I recall one day being stunned to find the shelves of my local supermarket almost completely bare, as an extremely overweight woman threw up her hands and exclaimed, “Oh my God, there isn’t even any diet bread left!” (True story.)
It’s already happening
Food manufacturers are trying to prevent us from noticing the climbing cost of food by using a little packaging magic: They’re shrinking the amount of food in those boxes and bags we buy.
In case you haven’t noticed, we’re currently paying the same amount (or more) for less product. A box of pasta, for instance, may appear unchanged to your eye, but closer inspection of the net weight reveals there’s less in the box for the same price.
Tropicana’s 64-ounce carton of no-pulp orange juice recently shrunk to 59 ounces. Boxes of Keebler’s Wheatables Toasted Honey Wheat crackers also got lighter while carrying the same price tag, dwindling down to 8.5 ounces from 9 ounces. Examples such as this abound.
How to fight back
Keep in mind that this pricing sleight-of-hand is being done with packaged and processed foods. So, as the price of all that “convenience” creeps up, you can fight back by buying foods in their natural state.
Shopping the perimeter of the store for whole foods will keep your grocery bills – and your medical expenses — lower.
It’s a little-recognized fact that the biggest food industry profits come from “value added” qualities: The clever artificial flavors … the cute shapes and colors … and, most of all, the added sugar, salt, and fats that affect the same reward centers in the brain as do alcohol, narcotics, and nicotine (which is why people truly “crave” them).
Start stocking up your pantry
Besides shunning these refined food products, I recommend you begin preparing for even higher prices and food shortages by buying a little extra dried beans, grains, canned goods, and other non-perishables every week to stock up your pantry.
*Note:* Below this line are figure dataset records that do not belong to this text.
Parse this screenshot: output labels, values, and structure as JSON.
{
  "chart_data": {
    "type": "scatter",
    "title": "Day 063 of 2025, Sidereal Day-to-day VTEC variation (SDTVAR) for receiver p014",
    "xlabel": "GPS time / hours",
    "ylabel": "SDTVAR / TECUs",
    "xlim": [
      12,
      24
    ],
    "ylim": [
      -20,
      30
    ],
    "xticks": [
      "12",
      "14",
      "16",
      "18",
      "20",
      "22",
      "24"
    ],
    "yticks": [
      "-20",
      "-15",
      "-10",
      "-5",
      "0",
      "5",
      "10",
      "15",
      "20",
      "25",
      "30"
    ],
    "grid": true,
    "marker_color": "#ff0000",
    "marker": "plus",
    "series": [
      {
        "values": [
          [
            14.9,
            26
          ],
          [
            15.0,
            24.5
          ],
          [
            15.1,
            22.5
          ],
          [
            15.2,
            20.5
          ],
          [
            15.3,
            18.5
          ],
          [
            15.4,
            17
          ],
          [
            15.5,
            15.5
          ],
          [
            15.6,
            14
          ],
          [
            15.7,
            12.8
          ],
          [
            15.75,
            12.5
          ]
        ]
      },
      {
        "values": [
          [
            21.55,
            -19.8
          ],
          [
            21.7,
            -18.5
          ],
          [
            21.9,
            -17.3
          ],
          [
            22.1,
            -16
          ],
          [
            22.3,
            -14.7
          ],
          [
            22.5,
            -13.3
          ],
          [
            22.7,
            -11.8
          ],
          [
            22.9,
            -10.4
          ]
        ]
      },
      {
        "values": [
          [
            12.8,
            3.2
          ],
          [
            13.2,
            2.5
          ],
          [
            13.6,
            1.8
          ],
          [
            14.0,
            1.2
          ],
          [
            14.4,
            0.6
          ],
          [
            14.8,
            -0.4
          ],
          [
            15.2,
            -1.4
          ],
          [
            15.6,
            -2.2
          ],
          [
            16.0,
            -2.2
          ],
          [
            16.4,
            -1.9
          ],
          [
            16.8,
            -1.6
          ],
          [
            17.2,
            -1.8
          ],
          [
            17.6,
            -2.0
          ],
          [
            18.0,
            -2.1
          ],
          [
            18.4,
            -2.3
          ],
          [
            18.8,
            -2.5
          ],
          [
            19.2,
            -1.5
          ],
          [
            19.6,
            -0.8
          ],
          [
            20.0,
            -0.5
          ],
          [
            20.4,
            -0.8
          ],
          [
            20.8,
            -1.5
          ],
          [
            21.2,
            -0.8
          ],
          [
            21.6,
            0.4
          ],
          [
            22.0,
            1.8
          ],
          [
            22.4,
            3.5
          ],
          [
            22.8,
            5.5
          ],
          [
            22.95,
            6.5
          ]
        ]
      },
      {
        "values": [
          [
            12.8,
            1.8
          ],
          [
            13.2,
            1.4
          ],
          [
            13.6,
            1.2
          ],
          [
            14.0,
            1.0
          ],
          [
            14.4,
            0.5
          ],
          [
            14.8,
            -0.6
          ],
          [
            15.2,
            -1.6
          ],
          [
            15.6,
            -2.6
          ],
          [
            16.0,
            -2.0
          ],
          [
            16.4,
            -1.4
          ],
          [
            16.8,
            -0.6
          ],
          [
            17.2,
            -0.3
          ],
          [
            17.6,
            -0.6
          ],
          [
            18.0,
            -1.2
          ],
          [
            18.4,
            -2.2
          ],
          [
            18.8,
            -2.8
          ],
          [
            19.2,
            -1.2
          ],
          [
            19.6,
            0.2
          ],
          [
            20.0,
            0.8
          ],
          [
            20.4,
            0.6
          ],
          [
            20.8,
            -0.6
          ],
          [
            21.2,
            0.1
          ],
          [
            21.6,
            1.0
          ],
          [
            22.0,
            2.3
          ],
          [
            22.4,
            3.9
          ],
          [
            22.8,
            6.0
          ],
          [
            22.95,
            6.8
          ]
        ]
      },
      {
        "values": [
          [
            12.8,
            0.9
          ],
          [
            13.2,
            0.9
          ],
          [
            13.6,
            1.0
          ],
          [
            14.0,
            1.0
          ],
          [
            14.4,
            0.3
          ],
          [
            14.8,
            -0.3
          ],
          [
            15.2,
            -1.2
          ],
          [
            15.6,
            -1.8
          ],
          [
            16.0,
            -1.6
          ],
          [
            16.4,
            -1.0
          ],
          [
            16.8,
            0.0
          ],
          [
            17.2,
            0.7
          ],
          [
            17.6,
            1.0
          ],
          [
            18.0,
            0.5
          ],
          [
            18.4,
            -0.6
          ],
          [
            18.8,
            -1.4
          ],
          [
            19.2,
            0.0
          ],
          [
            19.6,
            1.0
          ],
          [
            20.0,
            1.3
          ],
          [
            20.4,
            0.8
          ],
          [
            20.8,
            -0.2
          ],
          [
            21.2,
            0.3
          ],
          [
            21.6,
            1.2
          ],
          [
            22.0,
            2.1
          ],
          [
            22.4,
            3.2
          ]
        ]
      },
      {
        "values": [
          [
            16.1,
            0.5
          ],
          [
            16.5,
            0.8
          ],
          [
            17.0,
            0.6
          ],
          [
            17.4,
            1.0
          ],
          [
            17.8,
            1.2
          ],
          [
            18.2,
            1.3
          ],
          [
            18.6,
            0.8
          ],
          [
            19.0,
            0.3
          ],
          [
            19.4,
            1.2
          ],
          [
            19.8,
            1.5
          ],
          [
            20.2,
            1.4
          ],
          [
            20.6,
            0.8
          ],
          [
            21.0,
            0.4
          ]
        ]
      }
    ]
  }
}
If you currently don’t cook or eat a lot of these foods, this would be a great time to learn.
Our website contains many yummy and highly-nutritious recipes that can get you started using some of these healthful, “whole food” ingredients. Cowboy Beans, Fruit-Nut-and-Coconut Granola, and Buffalo Kidney Bean Stew with Sweet Potatoes are a few tasty examples.
Here are some other ways to take greater control over your food supply…
This season, plan to grow some of your own food in a small garden plot – or even on your balcony and windowsill in containers.
What you can’t grow yourself you can get from local farmers markets and Community Supported Agriculture (CSA) groups.
CSA allows you to buy seasonal produce from local farmers, usually in “shares” that you purchase from a farmer in return for a regular supply of vegetables throughout the growing season. (To find a CSA near you, go to www.localharvest.org.)
Another good idea is to purchase as much of your food directly from local farmers and producers as possible. This assures you the lowest prices, the best quality, and also lends your strength to the family farmers struggling for their independence from corporate agriculture.
To locate farmers in your area who raise and sell organic, hormone-free, pasture-raised animal products, go to www.eatwild.com.
This season, make a real effort to educate yourself, family, and friends about making sound, sustainable food choices. (The same goes for clothing. Support manufacturers who use organic cotton instead of the toxic cotton being grown abundantly.)
We don’t have to panic about rising prices and a possible food shortage. With a little planning we can certainly be prepared.